PacktPublishing / Distributed-Data-Systems-with-Azure-Databricks

Distributed Data Systems with Azure Databricks, published by Packt
MIT License
12 stars 10 forks source link

Chapter 8: Page 252 & 253 #3

Open tanthiamhuat opened 2 years ago

tanthiamhuat commented 2 years ago

it is actually quite difficult to follow through the code in the book if there are so many mistakes.

un= trades.filter(col("symbol") == "K").select('event_ ts', 'price', 'symbol', 'bid', 'offer', 'ind_cd'). union(quotes.filter(col("symbol") == "K").select('event_ ts', 'price', 'symbol', 'bid', 'offer', 'ind_cd'))

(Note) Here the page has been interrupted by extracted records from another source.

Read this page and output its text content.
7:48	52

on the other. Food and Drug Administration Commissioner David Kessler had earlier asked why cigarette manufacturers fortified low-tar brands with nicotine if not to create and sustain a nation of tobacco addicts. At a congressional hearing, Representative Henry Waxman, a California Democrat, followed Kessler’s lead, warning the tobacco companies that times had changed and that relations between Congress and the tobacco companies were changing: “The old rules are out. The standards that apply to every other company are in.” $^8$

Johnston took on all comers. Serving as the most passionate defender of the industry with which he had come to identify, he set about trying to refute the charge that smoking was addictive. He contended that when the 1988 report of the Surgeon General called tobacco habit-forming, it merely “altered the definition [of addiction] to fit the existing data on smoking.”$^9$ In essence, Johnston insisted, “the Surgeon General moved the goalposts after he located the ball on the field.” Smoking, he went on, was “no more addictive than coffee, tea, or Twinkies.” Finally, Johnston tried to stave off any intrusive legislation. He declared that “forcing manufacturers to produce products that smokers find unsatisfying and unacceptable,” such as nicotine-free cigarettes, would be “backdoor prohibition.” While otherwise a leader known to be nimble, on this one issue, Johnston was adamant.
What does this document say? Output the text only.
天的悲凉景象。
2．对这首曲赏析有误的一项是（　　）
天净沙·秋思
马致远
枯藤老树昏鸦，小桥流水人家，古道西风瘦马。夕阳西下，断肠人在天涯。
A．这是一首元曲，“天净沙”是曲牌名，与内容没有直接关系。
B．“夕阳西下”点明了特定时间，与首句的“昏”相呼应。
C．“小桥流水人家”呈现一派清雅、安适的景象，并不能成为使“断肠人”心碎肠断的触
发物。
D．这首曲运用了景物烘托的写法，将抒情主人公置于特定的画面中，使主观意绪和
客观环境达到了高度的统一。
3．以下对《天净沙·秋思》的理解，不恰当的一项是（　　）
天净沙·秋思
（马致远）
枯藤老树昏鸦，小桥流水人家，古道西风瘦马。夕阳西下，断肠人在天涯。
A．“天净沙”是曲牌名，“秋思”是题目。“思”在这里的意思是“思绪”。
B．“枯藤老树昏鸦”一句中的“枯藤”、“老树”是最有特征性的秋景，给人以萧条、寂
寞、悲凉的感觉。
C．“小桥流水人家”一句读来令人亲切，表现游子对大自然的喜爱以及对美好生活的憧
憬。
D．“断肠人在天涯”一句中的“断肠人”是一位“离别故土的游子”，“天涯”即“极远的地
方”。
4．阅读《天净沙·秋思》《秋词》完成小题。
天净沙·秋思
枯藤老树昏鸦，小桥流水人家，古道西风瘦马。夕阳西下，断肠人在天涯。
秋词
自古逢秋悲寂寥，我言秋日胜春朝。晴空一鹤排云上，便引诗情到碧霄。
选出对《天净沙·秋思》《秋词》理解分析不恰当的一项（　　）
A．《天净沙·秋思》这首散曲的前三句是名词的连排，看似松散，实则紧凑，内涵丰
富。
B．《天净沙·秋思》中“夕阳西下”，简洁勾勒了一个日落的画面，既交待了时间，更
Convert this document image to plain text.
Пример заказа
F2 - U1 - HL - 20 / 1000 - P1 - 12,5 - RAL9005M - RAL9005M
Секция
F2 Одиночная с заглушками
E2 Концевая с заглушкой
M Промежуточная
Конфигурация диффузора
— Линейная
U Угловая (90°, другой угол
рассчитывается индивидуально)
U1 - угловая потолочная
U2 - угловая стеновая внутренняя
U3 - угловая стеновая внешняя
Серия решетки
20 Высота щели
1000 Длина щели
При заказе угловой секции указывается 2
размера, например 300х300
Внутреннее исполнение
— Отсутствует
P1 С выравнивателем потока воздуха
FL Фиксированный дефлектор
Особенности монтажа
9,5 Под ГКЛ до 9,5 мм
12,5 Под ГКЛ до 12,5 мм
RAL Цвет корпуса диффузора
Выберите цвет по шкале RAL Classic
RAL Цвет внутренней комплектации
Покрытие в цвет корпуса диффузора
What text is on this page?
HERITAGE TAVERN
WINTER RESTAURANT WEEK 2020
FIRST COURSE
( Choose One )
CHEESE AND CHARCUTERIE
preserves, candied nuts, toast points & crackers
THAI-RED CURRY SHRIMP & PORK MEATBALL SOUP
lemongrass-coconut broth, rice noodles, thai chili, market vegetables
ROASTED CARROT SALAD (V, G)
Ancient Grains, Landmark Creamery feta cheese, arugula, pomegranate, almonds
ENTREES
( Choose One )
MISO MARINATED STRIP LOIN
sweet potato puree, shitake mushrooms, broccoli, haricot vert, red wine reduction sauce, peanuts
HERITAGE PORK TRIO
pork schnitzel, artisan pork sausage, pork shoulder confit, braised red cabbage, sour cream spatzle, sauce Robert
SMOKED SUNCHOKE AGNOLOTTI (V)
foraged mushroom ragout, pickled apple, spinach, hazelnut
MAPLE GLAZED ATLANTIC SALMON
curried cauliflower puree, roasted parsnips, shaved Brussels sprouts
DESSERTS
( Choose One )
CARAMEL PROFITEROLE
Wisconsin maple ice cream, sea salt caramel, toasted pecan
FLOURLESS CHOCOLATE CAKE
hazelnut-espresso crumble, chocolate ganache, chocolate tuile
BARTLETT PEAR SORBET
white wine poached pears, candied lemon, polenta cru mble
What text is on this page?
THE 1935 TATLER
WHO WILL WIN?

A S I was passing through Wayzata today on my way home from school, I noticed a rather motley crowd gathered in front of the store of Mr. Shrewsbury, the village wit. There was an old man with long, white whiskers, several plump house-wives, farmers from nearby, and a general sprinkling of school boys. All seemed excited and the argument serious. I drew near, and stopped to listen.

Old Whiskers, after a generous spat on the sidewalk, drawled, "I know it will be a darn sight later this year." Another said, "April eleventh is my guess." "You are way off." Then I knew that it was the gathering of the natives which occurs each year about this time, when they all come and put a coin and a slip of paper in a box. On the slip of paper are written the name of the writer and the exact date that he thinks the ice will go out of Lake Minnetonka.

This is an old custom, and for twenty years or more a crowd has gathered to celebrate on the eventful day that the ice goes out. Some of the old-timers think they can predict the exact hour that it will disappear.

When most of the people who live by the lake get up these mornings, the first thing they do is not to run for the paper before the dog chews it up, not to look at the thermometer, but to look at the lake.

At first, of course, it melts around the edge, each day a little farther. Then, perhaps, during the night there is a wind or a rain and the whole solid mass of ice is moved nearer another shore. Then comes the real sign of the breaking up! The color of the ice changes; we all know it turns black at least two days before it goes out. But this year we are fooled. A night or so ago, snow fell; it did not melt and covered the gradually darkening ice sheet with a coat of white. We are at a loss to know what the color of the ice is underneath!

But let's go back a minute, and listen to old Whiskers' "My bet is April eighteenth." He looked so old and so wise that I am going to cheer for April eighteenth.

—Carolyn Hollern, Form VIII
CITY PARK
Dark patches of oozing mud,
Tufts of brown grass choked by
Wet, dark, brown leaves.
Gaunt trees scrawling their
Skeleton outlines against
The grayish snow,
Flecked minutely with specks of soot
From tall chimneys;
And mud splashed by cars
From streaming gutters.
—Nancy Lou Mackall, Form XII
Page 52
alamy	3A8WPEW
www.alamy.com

I am sure there is no row with the symbol = 'K' and there is no such column named 'bid', 'offer', 'ind_cd'

Is the book actually proof-read?

DataSpacon commented 1 year ago

There are some rows with symbol "K". However this is completely wrong code, it looks like is filtering the df, and later in the chapter is grouping by this column. Obviously you cannot make an union using samples in the book as column names are different, unless you will match the structure.

tanthiamhuat commented 1 year ago

yes, please make it correct, else readers have difficulty following through it, hope you understand. And someone needs to read-proof to reduce such mistakes, please.